How common are tornadoes in the Washington region?
Tornado warnings are unusual for the city. The area in D.C. covered by the tornado warnings Thursday night has seen only two others since comparable storm-based warnings began in 2007.
Most recently, there was one in May 2019. Before that, the last occurrence was October 2014.
Actual confirmed tornadoes last hit the city in April 2017. A storm similar to Thursday night’s crossed the area, dropping two weak twisters in the District and several others elsewhere. One caused damage at the Tidal Basin. Before that event, only two days in the modern record since 1950 have produced twisters inside Washington.
Across the broader Mid-Atlantic, the so-called tornado season statistically peaks in July. It’s a similar story in the immediate D.C. area, with a peak often coming during the summer months of June or July. In both cases it more or less coincides with when thunderstorms are most numerous and frequent in the region.
April and September can also be active tornado months in the region and have produced memorable events. Stronger tornadoes tend to favor these shoulder months given increased wind shear, a critical ingredient for tornadoes, compared to the summer.

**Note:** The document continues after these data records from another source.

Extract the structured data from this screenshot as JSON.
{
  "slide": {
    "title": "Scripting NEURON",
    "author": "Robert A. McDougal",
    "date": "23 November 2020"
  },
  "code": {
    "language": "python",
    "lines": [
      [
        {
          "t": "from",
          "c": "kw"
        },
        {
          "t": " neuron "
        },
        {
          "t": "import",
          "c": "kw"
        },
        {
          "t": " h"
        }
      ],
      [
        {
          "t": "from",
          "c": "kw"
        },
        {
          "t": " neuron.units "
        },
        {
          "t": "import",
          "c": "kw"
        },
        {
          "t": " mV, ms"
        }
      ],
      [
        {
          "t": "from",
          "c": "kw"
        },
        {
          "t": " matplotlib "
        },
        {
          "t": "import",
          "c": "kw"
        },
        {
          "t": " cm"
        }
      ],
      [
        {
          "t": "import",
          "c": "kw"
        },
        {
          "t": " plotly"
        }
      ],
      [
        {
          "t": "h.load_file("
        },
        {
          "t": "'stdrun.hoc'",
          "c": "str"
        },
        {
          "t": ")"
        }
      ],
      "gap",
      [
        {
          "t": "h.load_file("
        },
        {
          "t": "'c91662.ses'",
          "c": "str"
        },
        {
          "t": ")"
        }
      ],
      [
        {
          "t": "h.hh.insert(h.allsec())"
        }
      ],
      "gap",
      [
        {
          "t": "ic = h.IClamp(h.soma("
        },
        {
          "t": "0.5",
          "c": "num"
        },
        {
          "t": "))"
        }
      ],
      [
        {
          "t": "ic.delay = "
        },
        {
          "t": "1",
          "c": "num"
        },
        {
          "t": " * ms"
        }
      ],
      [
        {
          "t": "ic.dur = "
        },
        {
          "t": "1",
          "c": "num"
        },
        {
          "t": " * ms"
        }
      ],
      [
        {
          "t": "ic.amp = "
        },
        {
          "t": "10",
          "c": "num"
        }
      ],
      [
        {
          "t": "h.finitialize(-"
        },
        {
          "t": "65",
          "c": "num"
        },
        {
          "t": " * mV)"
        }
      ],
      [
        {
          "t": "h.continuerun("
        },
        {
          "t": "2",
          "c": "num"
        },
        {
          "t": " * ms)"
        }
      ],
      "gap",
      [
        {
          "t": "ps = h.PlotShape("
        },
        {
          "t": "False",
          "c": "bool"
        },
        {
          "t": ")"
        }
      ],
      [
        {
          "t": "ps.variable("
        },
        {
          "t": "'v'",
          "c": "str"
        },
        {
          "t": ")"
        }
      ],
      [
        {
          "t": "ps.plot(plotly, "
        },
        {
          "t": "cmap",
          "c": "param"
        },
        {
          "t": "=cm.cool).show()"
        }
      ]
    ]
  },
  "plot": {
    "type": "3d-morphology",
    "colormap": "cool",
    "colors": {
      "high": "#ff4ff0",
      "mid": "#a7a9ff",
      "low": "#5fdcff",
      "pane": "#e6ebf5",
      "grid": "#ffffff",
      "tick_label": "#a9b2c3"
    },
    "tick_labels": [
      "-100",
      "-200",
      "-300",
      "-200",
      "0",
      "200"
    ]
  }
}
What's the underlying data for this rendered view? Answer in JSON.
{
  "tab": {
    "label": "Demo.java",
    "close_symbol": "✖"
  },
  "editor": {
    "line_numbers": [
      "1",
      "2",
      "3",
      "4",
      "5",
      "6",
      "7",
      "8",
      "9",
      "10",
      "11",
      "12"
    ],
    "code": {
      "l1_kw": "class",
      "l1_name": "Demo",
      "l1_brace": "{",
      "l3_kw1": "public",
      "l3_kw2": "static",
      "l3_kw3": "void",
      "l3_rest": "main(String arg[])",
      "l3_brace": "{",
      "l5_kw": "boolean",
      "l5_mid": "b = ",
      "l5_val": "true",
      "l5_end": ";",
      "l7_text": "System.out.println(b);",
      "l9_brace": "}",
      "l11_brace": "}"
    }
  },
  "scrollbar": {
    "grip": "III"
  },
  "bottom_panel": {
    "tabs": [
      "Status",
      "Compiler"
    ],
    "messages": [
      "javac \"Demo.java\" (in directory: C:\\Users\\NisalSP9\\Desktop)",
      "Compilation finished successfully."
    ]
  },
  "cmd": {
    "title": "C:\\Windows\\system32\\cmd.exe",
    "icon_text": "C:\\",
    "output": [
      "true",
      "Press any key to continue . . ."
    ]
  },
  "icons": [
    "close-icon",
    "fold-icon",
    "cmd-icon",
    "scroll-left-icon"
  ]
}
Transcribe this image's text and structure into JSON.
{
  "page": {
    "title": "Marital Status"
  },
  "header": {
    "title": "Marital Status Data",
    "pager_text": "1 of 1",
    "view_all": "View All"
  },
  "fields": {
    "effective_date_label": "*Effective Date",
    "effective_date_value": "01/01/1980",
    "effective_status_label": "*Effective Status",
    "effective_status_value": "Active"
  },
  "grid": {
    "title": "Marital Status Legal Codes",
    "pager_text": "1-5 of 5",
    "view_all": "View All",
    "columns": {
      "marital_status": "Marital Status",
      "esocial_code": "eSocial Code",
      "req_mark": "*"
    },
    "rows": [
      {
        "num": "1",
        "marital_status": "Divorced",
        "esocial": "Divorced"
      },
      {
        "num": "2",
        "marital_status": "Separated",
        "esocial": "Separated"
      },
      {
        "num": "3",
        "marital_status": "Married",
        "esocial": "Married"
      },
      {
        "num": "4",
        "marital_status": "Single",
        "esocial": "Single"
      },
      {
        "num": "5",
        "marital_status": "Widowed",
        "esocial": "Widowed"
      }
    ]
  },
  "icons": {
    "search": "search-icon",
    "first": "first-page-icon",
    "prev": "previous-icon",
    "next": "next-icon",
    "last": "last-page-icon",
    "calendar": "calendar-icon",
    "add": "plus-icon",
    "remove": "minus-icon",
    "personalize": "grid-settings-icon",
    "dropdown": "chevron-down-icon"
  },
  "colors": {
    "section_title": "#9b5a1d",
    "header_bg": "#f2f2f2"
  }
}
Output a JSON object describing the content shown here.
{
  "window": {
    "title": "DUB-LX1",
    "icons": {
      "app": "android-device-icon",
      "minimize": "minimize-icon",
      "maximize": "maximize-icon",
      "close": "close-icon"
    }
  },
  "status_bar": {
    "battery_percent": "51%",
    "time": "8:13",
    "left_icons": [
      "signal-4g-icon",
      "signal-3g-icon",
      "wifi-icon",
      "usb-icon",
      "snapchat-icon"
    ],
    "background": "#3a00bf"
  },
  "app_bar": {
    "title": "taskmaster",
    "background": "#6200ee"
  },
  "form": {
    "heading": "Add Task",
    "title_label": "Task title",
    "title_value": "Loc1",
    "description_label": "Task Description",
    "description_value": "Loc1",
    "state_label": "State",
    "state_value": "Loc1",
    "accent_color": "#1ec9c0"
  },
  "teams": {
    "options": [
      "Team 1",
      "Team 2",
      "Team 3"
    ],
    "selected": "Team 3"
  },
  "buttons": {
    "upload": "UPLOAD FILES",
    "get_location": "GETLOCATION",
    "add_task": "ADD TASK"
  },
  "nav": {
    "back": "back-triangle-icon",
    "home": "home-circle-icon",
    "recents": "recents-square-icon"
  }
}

About 85 percent of tornadoes in the local area are rated F/EF0 or F/EF1 on the 0 to 5 scale for tornado damage. These lower-end tornadoes are capable of significant property and tree damage, but tend to be easily survivable if protected from trees.
Stronger tornadoes have occurred in the region as well, but much more rare. Examples include the F3 College Park tornado of 2001 and the La Plata F4 twister in 2002 still fresh in many people’s minds.
The area served by the Weather Service office serving the Washington-Baltimore region averages about 12 tornadoes per year. In Virginia it’s about 18 and in Maryland roughly 10.